Our Editorial: DeVos’ plans for vouchers, school of choice don’t make the grade

By The Editorial Board

In 1974, the Equal Educational Opportunities Act ended segregation in schools at the federal level, even though educational operations were long seen within the jurisdiction of cities and states. Now, in 2017,  President-elect Donald Trump’s nomination of Betsy DeVos as secretary of education has stirred the conversation about the use of school vouchers and privatization of K-12 schools.

DeVos, a Michigan native, has a history of advocating for the expansion of voucher programs and charter schools of choice. Education vouchers enable families to receive their taxpayer dollars and use them towards sending their children to any private or charter school that they want.

The closest example of this struggle between private and public schools lies just miles away. Detroit is renowned for its low-performing public schools, so much so, that many kids in Detroit Public Schools instead attend charter schools. Moving students from an unsatisfactory public school into charter schools did not catalyze any educational shift. Charter schools in Detroit have been found to perform just the same as the traditional schools. With this being said, there is a place for charter schools. However, incentivizing them through vouchers is not the direction that needs to be taken throughout the entire country.

Advocates for vouchers hail them because they offer a more financially attainable option to get students out of being bound to whatever public school is in their district. Others argue that they zap money from public schools, the lifeblood of education in America.

Because of the ineffective switch to charter schools in impoverished communities in Michigan, the Editorial Board does not advocate for the use of educational voucher programs.

While the freedom of school choice is desirable to some, the practice ultimately takes away from public schools. When public schools are defunded, jobs are lost, institutions and communities are weakened and students pay the ultimate price. Redesignating money and resources away from public schools that are already struggling is counterintuitive and essentially drives them further into a ditch.

The utilization of school vouchers is an optimal exception when desired, but they should not be the general standard. Setting vouchers as the norm forecasts an unsettling future for public education in America. The answer is not to shake up the whole system. By radically altering the standing structure, the high functioning and successful public schools across America will suffer.

The taxpaying citizens of America send their children to public schools on the American Dream-esque idea that hard work and dedication will break down every obstacle on the path to success. But with vouchers, the opportunities in the public school systems will be sucked out, and the middle-class and inner-city children could potentially be disadvantaged.

School of choice and re-prioritization of funds is inherently unrealistic for students in areas where the economy is poor. In many cases, like Detroit, the best private and charter schools are struggling regardless of how they are funded. Changing the flow of money does not do much when an entire area has fallen on hard times. Students in a world with vouchers may have increased difficulties regarding busing, school environment and resources and it will ultimately affect their academic performance and future.

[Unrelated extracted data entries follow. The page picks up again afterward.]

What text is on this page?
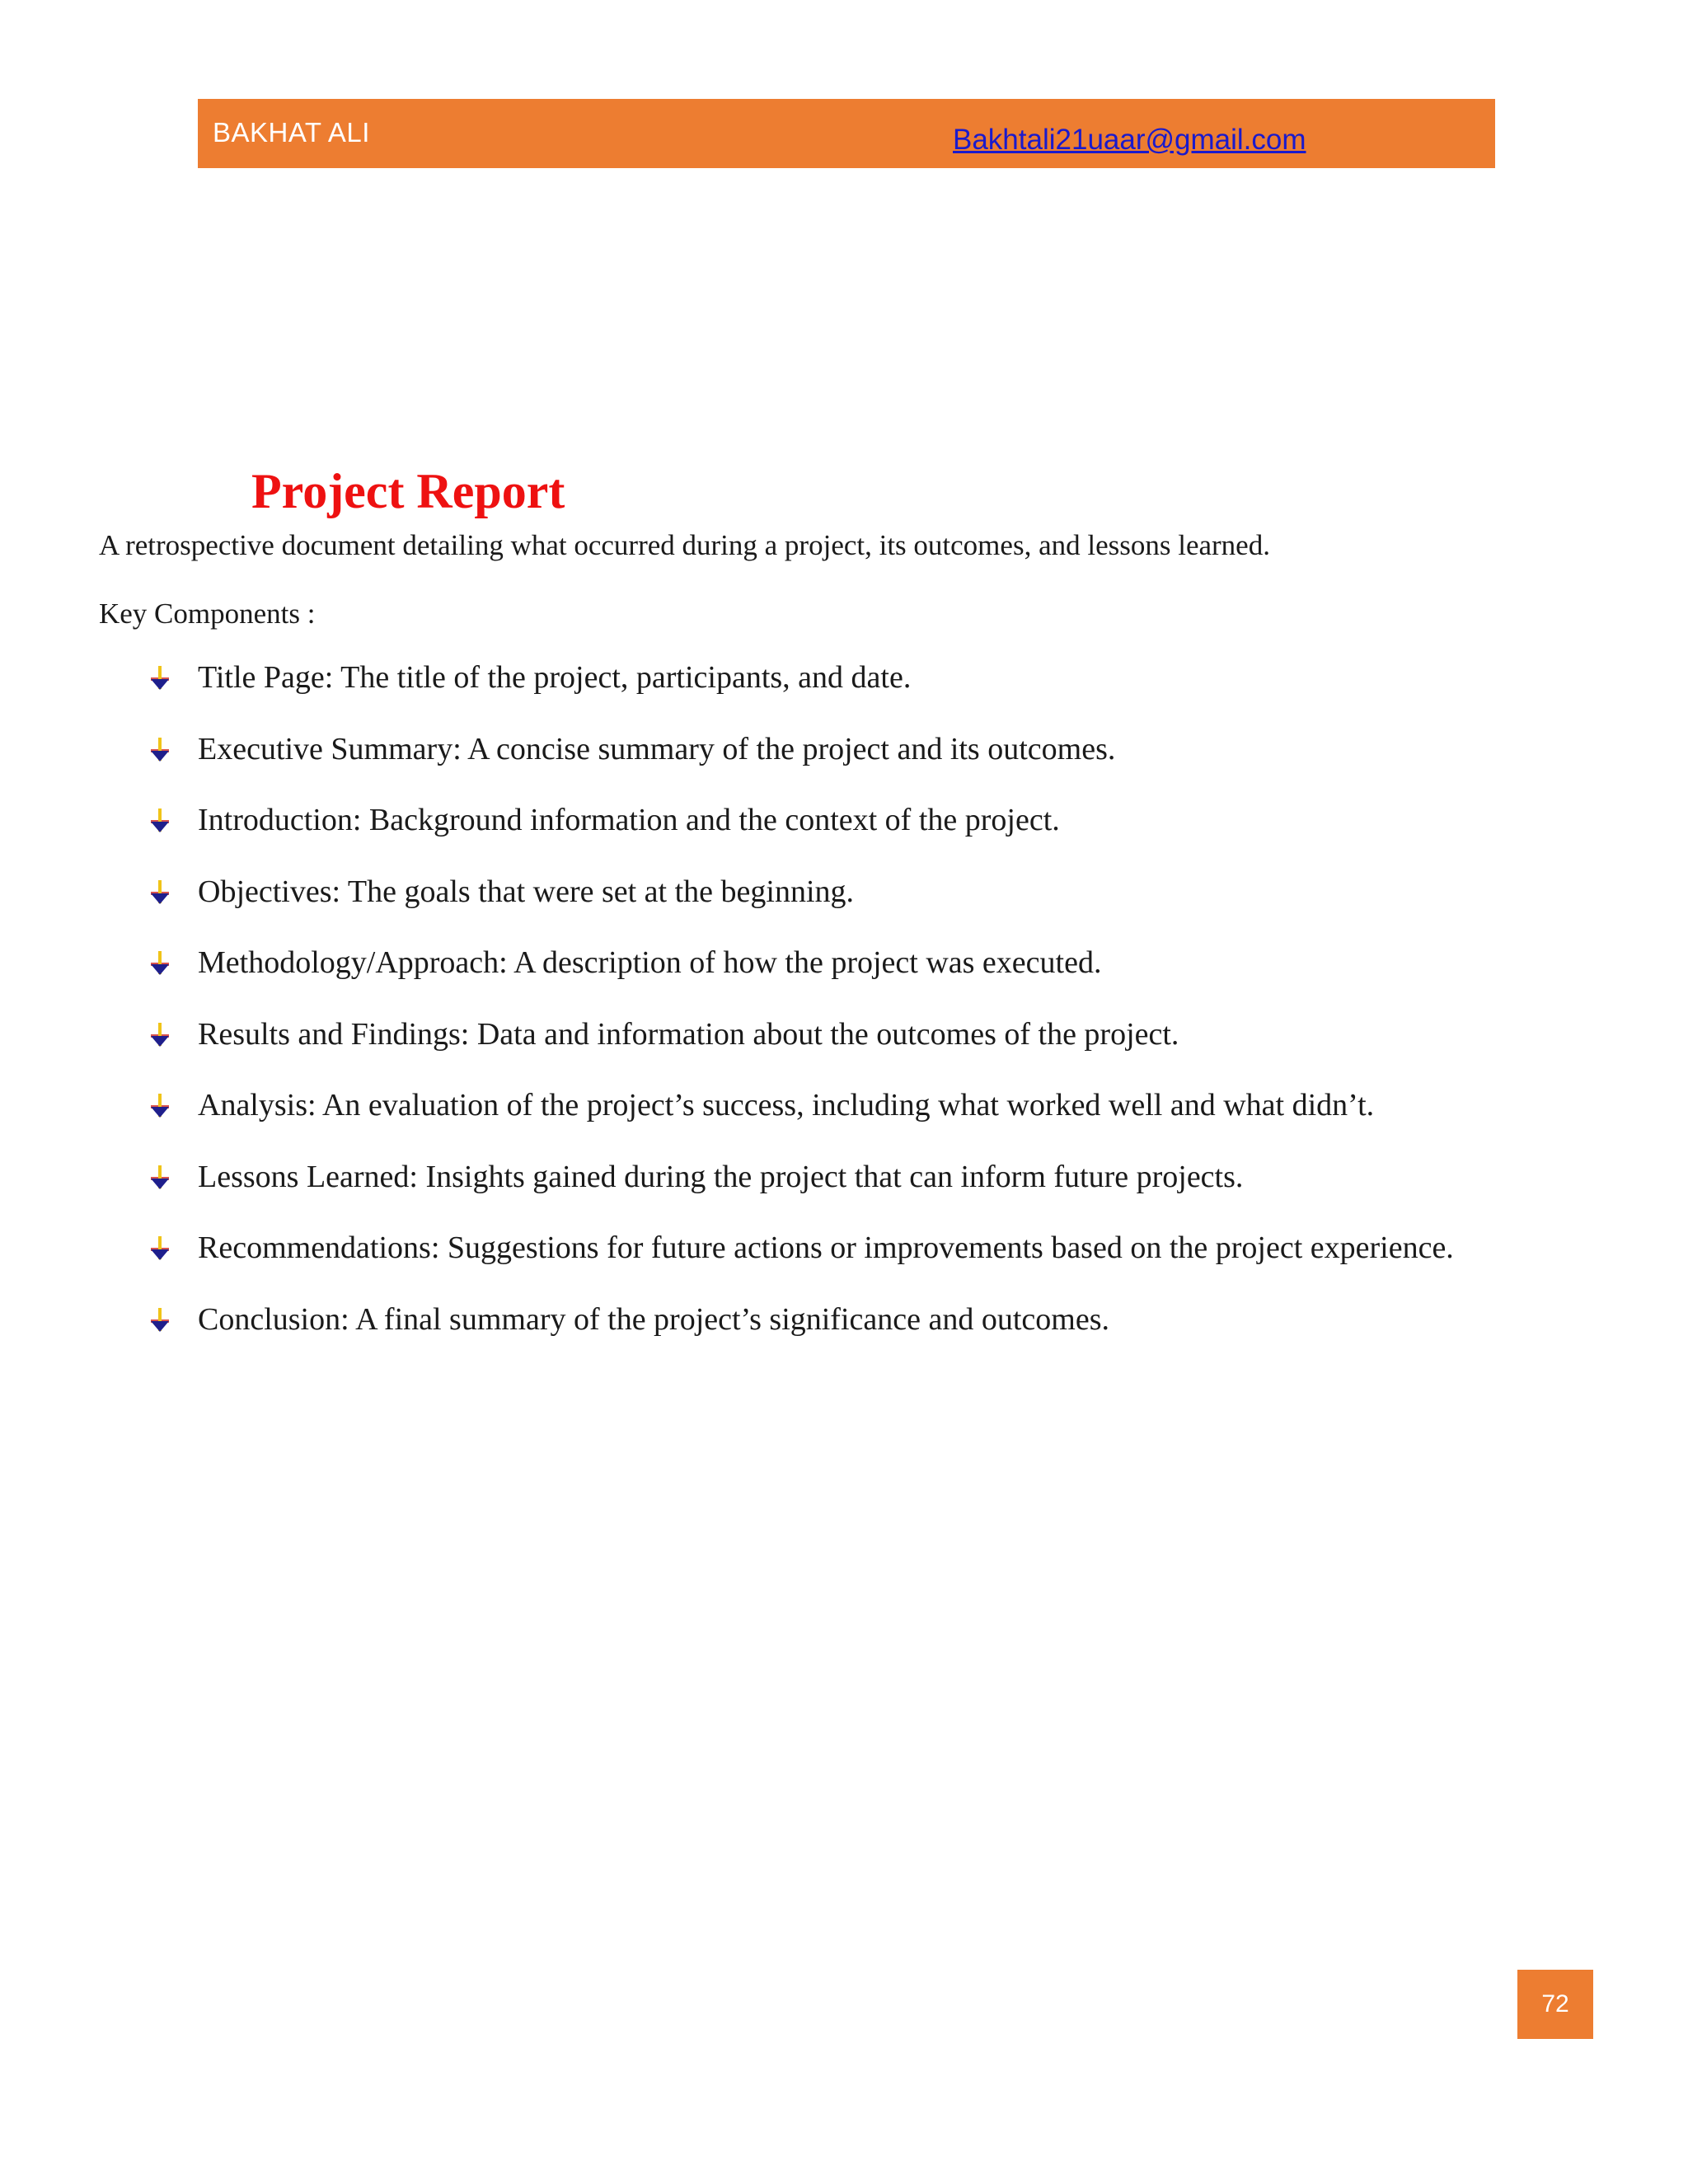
BAKHAT ALI	Bakhtali21uaar@gmail.com
Project Report

A retrospective document detailing what occurred during a project, its outcomes, and lessons learned.

Key Components :

Title Page: The title of the project, participants, and date.
Executive Summary: A concise summary of the project and its outcomes.
Introduction: Background information and the context of the project.
Objectives: The goals that were set at the beginning.
Methodology/Approach: A description of how the project was executed.
Results and Findings: Data and information about the outcomes of the project.
Analysis: An evaluation of the project’s success, including what worked well and what didn’t.
Lessons Learned: Insights gained during the project that can inform future projects.
Recommendations: Suggestions for future actions or improvements based on the project experience.
Conclusion: A final summary of the project’s significance and outcomes.
72
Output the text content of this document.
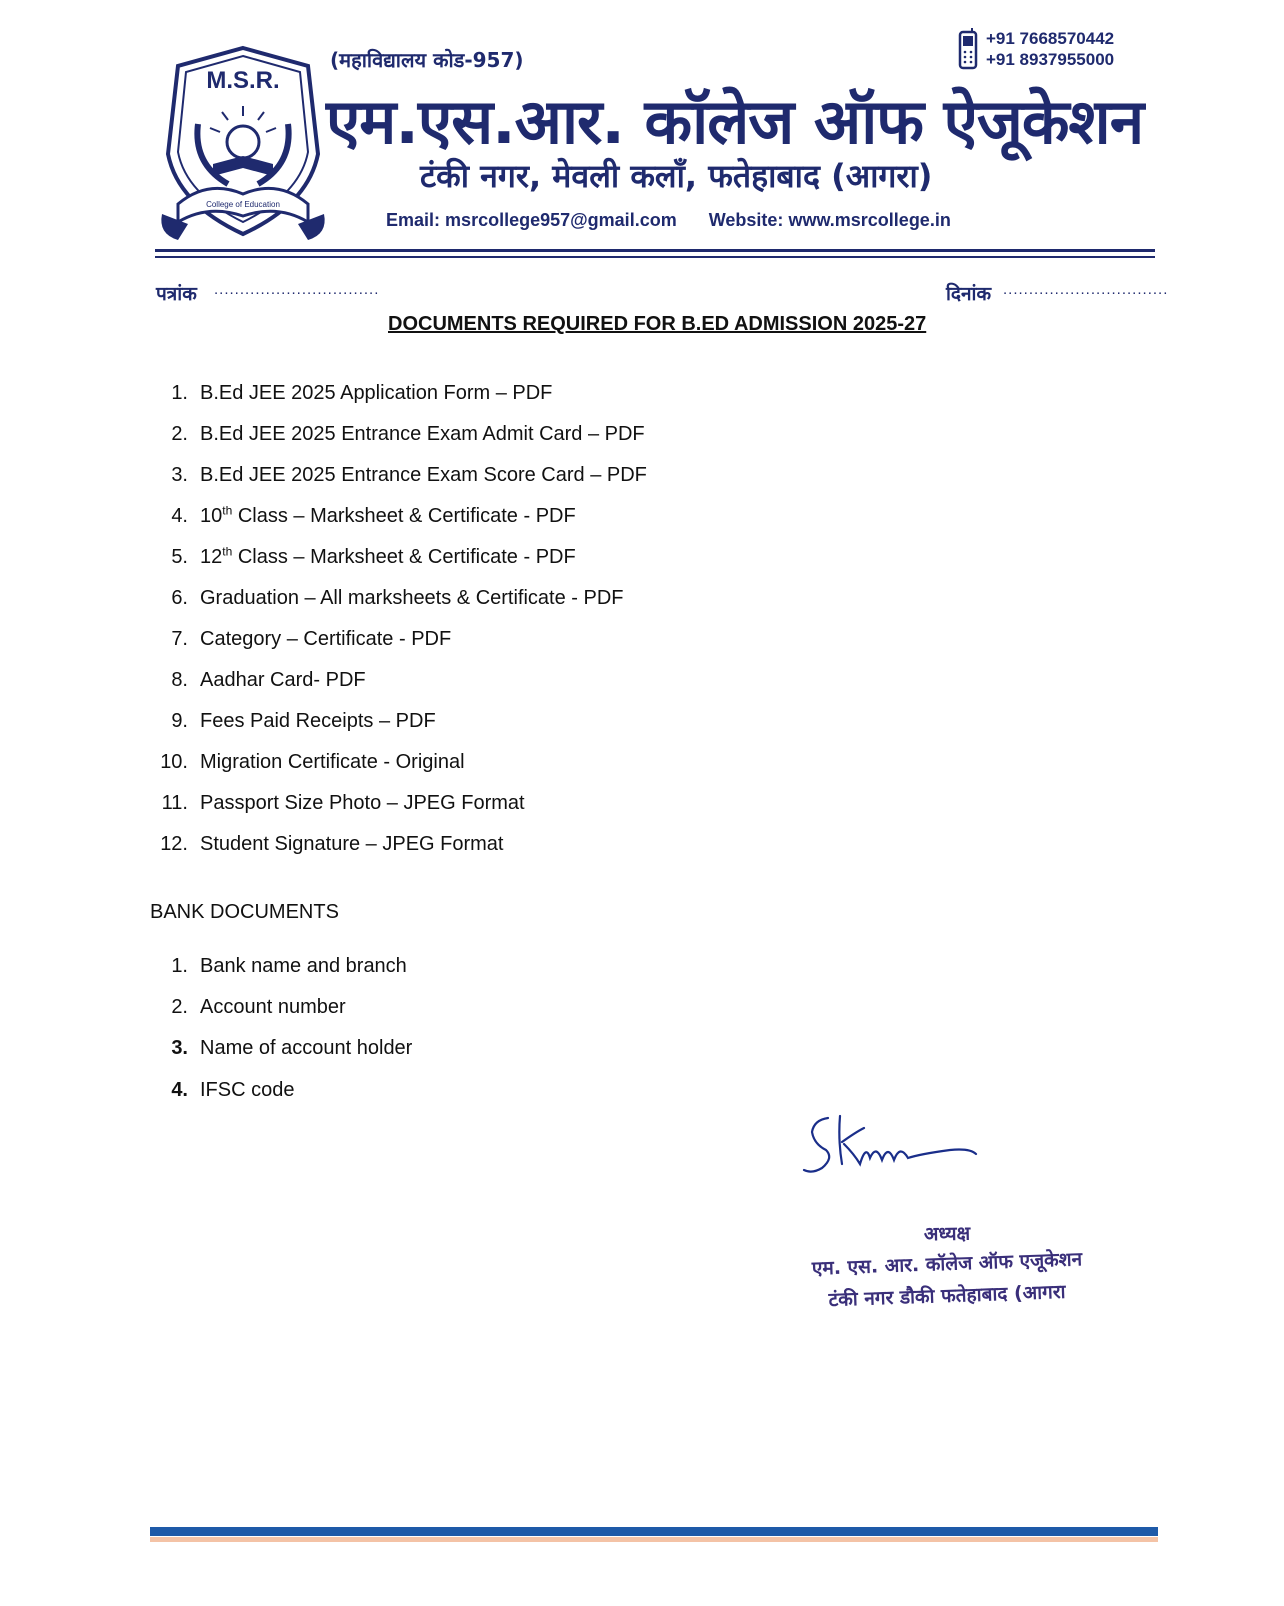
M.S.R.
College of Education
(महाविद्यालय कोड-957)
एम.एस.आर. कॉलेज ऑफ ऐजूकेशन
टंकी नगर, मेवली कलाँ, फतेहाबाद (आगरा)
+91 7668570442
+91 8937955000
Email: msrcollege957@gmail.com Website: www.msrcollege.in
पत्रांक ................................	दिनांक ................................
DOCUMENTS REQUIRED FOR B.ED ADMISSION 2025-27
1. B.Ed JEE 2025 Application Form – PDF
2. B.Ed JEE 2025 Entrance Exam Admit Card – PDF
3. B.Ed JEE 2025 Entrance Exam Score Card – PDF
4. 10th Class – Marksheet & Certificate - PDF
5. 12th Class – Marksheet & Certificate - PDF
6. Graduation – All marksheets & Certificate - PDF
7. Category – Certificate - PDF
8. Aadhar Card- PDF
9. Fees Paid Receipts – PDF
10. Migration Certificate - Original
11. Passport Size Photo – JPEG Format
12. Student Signature – JPEG Format
BANK DOCUMENTS
1. Bank name and branch
2. Account number
3. Name of account holder
4. IFSC code
अध्यक्ष
एम. एस. आर. कॉलेज ऑफ एजूकेशन
टंकी नगर डौकी फतेहाबाद (आगरा
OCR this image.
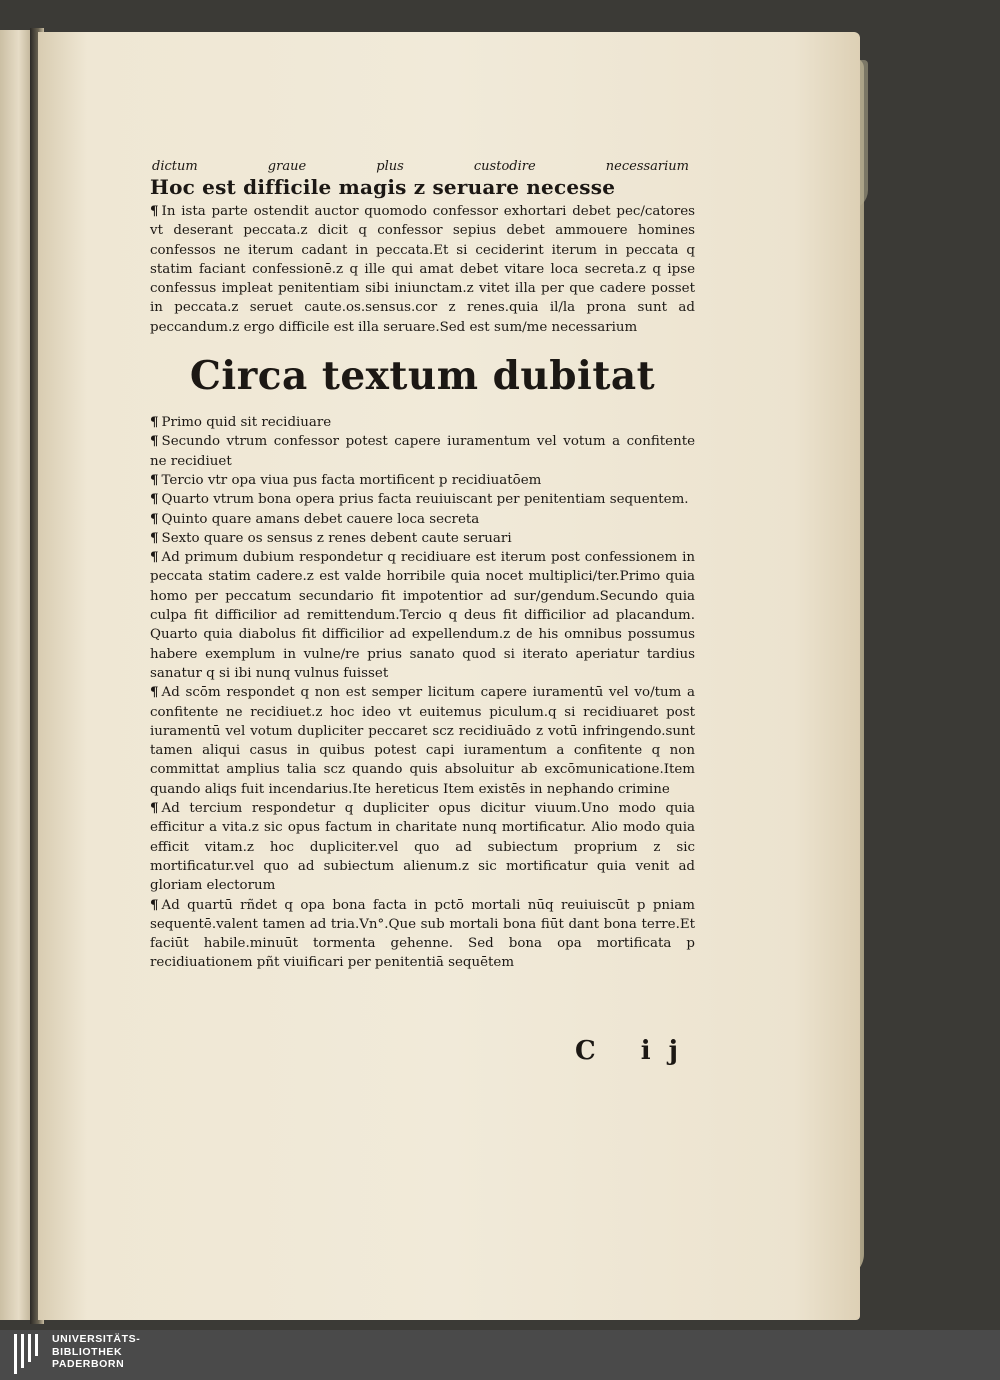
dictum	graue	plus	custodire	necessarium
Hoc est difficile magis z seruare necesse

¶ In ista parte ostendit auctor quomodo confessor exhortari debet pec/catores vt deserant peccata.z dicit q confessor sepius debet ammouere homines confessos ne iterum cadant in peccata.Et si ceciderint iterum in peccata q statim faciant confessionē.z q ille qui amat debet vitare loca secreta.z q ipse confessus impleat penitentiam sibi iniunctam.z vitet illa per que cadere posset in peccata.z seruet caute.os.sensus.cor z renes.quia il/la prona sunt ad peccandum.z ergo difficile est illa seruare.Sed est sum/me necessarium

Circa textum dubitat

¶ Primo quid sit recidiuare

¶ Secundo vtrum confessor potest capere iuramentum vel votum a confitente ne recidiuet

¶ Tercio vtr opa viua pus facta mortificent p recidiuatōem

¶ Quarto vtrum bona opera prius facta reuiuiscant per penitentiam sequentem.

¶ Quinto quare amans debet cauere loca secreta

¶ Sexto quare os sensus z renes debent caute seruari

¶ Ad primum dubium respondetur q recidiuare est iterum post confessionem in peccata statim cadere.z est valde horribile quia nocet multiplici/ter.Primo quia homo per peccatum secundario fit impotentior ad sur/gendum.Secundo quia culpa fit difficilior ad remittendum.Tercio q deus fit difficilior ad placandum. Quarto quia diabolus fit difficilior ad expellendum.z de his omnibus possumus habere exemplum in vulne/re prius sanato quod si iterato aperiatur tardius sanatur q si ibi nunq vulnus fuisset

¶ Ad scōm respondet q non est semper licitum capere iuramentū vel vo/tum a confitente ne recidiuet.z hoc ideo vt euitemus piculum.q si recidiuaret post iuramentū vel votum dupliciter peccaret scz recidiuādo z votū infringendo.sunt tamen aliqui casus in quibus potest capi iuramentum a confitente q non committat amplius talia scz quando quis absoluitur ab excōmunicatione.Item quando aliqs fuit incendarius.Ite hereticus Item existēs in nephando crimine

¶ Ad tercium respondetur q dupliciter opus dicitur viuum.Uno modo quia efficitur a vita.z sic opus factum in charitate nunq mortificatur. Alio modo quia efficit vitam.z hoc dupliciter.vel quo ad subiectum proprium z sic mortificatur.vel quo ad subiectum alienum.z sic mortificatur quia venit ad gloriam electorum

¶ Ad quartū rñdet q opa bona facta in pctō mortali nūq reuiuiscūt p pniam sequentē.valent tamen ad tria.Vn°.Que sub mortali bona fiūt dant bona terre.Et faciūt habile.minuūt tormenta gehenne. Sed bona opa mortificata p recidiuationem pñt viuificari per penitentiā sequētem

C ij
UNIVERSITÄTS-
BIBLIOTHEK
PADERBORN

The proof of the inadequacy of charter schools is blaringly evident. The cold switch to the voucher system is purely ideological. Pinpointing where the problem areas are and seeing which type of educational system would be effective takes time and careful study. There is no blanket solution for inequality in American education.

By encouraging vouchers, entire school systems in America would essentially be defunded. Enacting this drastic switch would change the daily lives of the tens of millions of public school students in America. Education is the backbone of America. Redesigning the system on a notion that has proved itself to be weak is not the change America needs.